For some strange reason, the heat of his hand in mine really sticks out to me. It's almost like a warm fire burning in an ice cold forest. For a moment, it feels like my problems have whisked away and all I see is light. But just like any fire, the realization of it's imminent danger and destruction comes quickly and the moment he's fully on his feet, I turn away.

"Wait, where are you going?" He calls, causing me to send him a glance.

"Um, to class." I state. "I know you just hit your head, but this is a school."

To my surprise, he laughs a little at that. Almost as if I was making some kind of joke.

"I meant where are you going in such a hurry? I thought maybe...I don't know, we could talk?" He suggests, walking to my side.

I just sigh and continue down the hall. "We talked yesterday, right?"

"Well yeah but-"

"So we got all of the talking out of the way," I say. "Now you can go off and hang out with people you actually wanna hang out with."

He furrows his brow at that. "What if I want to hang out with you?"

I'm caught slightly off guard by that and my eyes can't help from widening. My shock only lasts for a moment though. It only takes me a few seconds to see past his words, I don't even have to use my abilities to see through the lie.

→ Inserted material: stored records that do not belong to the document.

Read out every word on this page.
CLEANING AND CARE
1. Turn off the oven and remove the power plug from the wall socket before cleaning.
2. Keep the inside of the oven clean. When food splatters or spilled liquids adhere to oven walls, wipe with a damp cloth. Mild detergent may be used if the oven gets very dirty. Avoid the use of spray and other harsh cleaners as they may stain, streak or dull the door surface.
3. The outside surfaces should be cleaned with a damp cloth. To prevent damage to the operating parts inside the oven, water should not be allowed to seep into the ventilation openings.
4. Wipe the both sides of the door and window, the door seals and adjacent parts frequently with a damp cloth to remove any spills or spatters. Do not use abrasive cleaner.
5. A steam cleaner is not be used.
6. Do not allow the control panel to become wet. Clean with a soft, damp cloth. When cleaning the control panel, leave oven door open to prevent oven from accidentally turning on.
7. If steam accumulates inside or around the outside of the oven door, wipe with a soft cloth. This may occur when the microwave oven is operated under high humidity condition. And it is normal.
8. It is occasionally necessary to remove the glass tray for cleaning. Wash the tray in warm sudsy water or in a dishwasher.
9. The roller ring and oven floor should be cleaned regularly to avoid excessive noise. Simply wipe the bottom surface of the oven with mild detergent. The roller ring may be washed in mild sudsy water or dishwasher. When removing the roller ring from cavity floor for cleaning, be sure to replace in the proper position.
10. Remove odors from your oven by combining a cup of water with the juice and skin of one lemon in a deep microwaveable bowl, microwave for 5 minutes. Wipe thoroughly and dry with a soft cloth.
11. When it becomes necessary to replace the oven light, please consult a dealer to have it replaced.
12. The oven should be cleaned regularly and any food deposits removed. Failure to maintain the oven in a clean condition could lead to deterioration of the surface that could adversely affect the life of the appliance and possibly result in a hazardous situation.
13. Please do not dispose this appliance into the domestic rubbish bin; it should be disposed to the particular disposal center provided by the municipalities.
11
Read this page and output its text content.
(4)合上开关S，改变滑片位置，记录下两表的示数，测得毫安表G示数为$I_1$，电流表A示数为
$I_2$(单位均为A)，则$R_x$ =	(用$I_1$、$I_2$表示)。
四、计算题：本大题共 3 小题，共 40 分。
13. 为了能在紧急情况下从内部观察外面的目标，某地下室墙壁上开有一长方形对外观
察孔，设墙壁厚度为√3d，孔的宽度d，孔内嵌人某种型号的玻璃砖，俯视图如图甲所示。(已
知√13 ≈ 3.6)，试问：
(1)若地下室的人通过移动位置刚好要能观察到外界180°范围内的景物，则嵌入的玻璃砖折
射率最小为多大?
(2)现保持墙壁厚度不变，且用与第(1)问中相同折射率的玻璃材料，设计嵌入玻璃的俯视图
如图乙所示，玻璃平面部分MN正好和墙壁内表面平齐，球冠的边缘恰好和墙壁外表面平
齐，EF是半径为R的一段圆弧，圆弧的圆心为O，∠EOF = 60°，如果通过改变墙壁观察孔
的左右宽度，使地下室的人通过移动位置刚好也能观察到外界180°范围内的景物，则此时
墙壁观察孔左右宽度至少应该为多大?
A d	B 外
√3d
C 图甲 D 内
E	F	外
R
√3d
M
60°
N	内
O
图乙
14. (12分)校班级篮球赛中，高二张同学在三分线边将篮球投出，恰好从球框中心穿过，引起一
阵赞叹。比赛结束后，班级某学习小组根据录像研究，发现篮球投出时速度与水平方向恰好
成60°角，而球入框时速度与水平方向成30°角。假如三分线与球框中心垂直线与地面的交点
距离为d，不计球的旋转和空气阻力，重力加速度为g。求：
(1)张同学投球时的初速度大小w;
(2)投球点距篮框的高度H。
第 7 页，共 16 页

"Okay, whatever you say, Scotty." I smirk. "You know, you don't have to be nice to me anymore. I helped you out and now you don't need me. I get it. For both of our sakes though, you should probably stop pretending like that isn't all we were to each other."

He frowns and stops in his tracks. It's pathetic really, the way he acts like what I said hurt him, as if it wasn't all true. Hates a strong word that I tend to use in the incorrect context. Something I really do hate though is facades. Maybe that's why I don't enjoy television very much. After all, it is just a bunch of people lying on a screen in front of thousands of people. I've gotta admit though, Scotts a pretty good actor. If I didn't know any better, I might even say my words saddened him...fortunately though, this isn't my first time being tricked.

He eventually takes a breath. "I don't know if you're just having a bad day or something but stop taking out whatever it is on me. I thought you said you wanted to be my friend."

"Things change..." I mutter.

Scott scoffs. "Alright, whatever. Just know that if anyones acting differently, it's you. So if you shake this all off later, I'll still be available to talk."